Par un deuxième jugement n° 2001838 du 15 juillet 2021, le tribunal administratif de Toulon a rejeté la demande du 8 février 2021 de la société Corsica Ferries tendant à la liquidation provisoire de l'astreinte prononcée par le jugement du 3 décembre 2020, pour la période ayant couru entre le 4 février 2021 et la date du jugement à intervenir et à la condamnation de l'Etat à lui verser la totalité de la somme due au titre de la liquidation provisoire de l'astreinte.

Par un arrêt n° 21MA03914 du 28 novembre 2022, la cour administrative d'appel de Marseille a annulé ce deuxième jugement et a condamné l'Etat à verser à la société Corsica Ferries une somme de 1 000 euros, au titre de la liquidation provisoire de l'astreinte.

Nouvelle procédure devant la Cour :

Par une requête, enregistrée le 24 avril 2023, la société Corsica Ferries demande à la Cour :

1°) d'assurer l'exécution de l'arrêt du 28 novembre 2022 ;

2°) de prononcer d'office la liquidation provisoire de l'astreinte prononcée par le jugement du 3 décembre 2020, pour la période ayant couru entre le 15 novembre 2022 et la date de la décision à intervenir et de condamner l'Etat à lui verser la totalité de la somme due au titre de cette liquidation provisoire ;

3°) d'enjoindre au préfet de la région Provence-Alpes-Côte d'Azur de réexaminer la demande d'abrogation de l'arrêté du 13 mars 2019 dans un délai de quinze jours à compter de la notification de la décision à intervenir, sous astreinte de 5 000 euros par jour de retard ;

4°) de mettre à la charge de l'Etat une somme de 5 000 euros à lui verser au titre de l'article L. 761-1 du code de justice administrative.

Vu les autres pièces du dossier.

Vu le code de justice administrative.

Considérant ce qui suit :

1. Il résulte des dispositions des articles L. 911-7 et R. 921-7 du code de justice administrative qu'il appartient à la juridiction qui a prononcé une astreinte ou qui l'a modifiée de la liquider. Par suite, lorsque la cour administrative d'appel, saisi d'un appel contre le jugement du tribunal administratif ayant rejeté la demande de liquidation provisoire d'une astreinte que ce tribunal avait précédemment prononcée, se borne à prononcer une liquidation provisoire de l'astreinte sans en modifier le taux pour l'avenir, seul le tribunal est compétent pour procéder, d'office ou à la demande d'une partie, à une nouvelle liquidation de cette astreinte (cf. CE, 27.03.2020, n° 434228).

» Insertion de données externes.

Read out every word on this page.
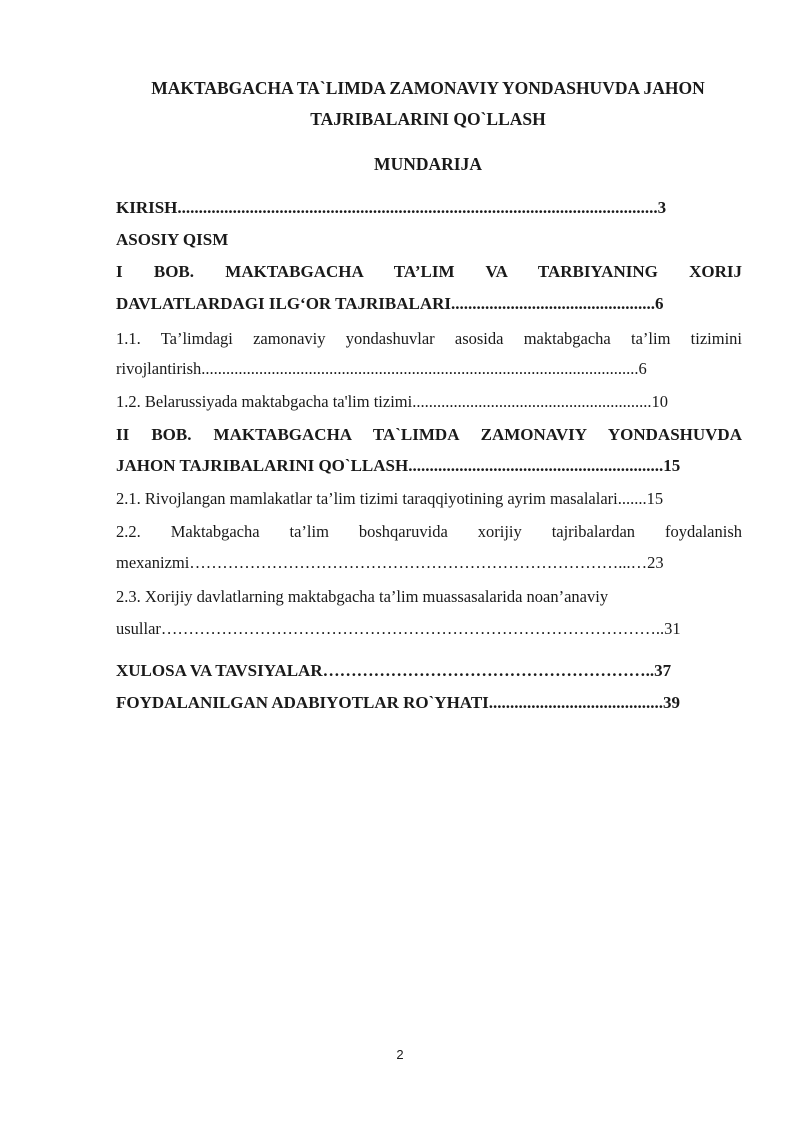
MAKTABGACHA TA`LIMDA ZAMONAVIY YONDASHUVDA JAHON
TAJRIBALARINI QO`LLASH
MUNDARIJA
KIRISH.................................................................................................................3
ASOSIY QISM
I BOB. MAKTABGACHA TA’LIM VA TARBIYANING XORIJ
DAVLATLARDAGI ILG‘OR TAJRIBALARI................................................6
1.1. Ta’limdagi zamonaviy yondashuvlar asosida maktabgacha ta’lim tizimini
rivojlantirish..........................................................................................................6
1.2. Belarussiyada maktabgacha ta'lim tizimi..........................................................10
II BOB. MAKTABGACHA TA`LIMDA ZAMONAVIY YONDASHUVDA
JAHON TAJRIBALARINI QO`LLASH............................................................15
2.1. Rivojlangan mamlakatlar ta’lim tizimi taraqqiyotining ayrim masalalari.......15
2.2. Maktabgacha ta’lim boshqaruvida xorijiy tajribalardan foydalanish
mexanizmi……………………………………………………………………...…23
2.3. Xorijiy davlatlarning maktabgacha ta’lim muassasalarida noan’anaviy
usullar………………………………………………………………………………..31
XULOSA VA TAVSIYALAR…………………………………………………..37
FOYDALANILGAN ADABIYOTLAR RO`YHATI.........................................39
2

2. Par un arrêt n° 21MA03419 du 28 novembre 2022, la Cour, après avoir annulé le jugement n° 2001838 du 15 juillet 2021 par lequel le tribunal administratif de Toulon a rejeté la demande présentée par la société Corsica Ferries en vue de liquider l'astreinte décidée par son précédent jugement n° 2001838 du 3 décembre 2020, s'est bornée à procéder à la liquidation provisoire de cette astreinte sans en modifier le taux pour l'avenir.

3. Il en résulte que le tribunal administratif de Toulon est seul compétent pour procéder, d'office ou à la demande d'une des parties, à une nouvelle liquidation de l'astreinte qu'il a prononcée par le jugement n° 2001838 du 3 décembre 2020 . Il suit de là qu'il y a lieu, en application de l'article R. 351-3 du code de justice administrative, de renvoyer le dossier de la requête de la société Corsica Ferries dans la mesure de ces conclusions à fin de nouvelle liquidation.

4. Le surplus des conclusions de la requête, à fins d'exécution de l'arrêt du 28 novembre 2022 et d'injonction, doit être réservé jusqu'à l'éventuelle ouverture d'une procédure juridictionnelle dans le dossier n° 21MA03914 par ordonnance de la présidente de la Cour à fin d'assurer l'exécution demandée.

O R D O N N E :

Article 1er : Les conclusions de la société Corsica Ferries à fin de nouvelle liquidation de l'astreinte décidée par le jugement n° 2001838 du 3 décembre 2020 sont renvoyées au tribunal administratif de Toulon.

Article 2 : Le surplus des conclusions de la requête tendant à l'exécution de l'arrêt du 8 novembre 2022 est réservé jusqu'à l'éventuelle ouverture d'une procédure juridictionnelle d'exécution dans le dossier n° 21MA03914.

Article 3 : La présente ordonnance sera notifiée à la société Corsica Ferries et au président du tribunal administratif de Toulon.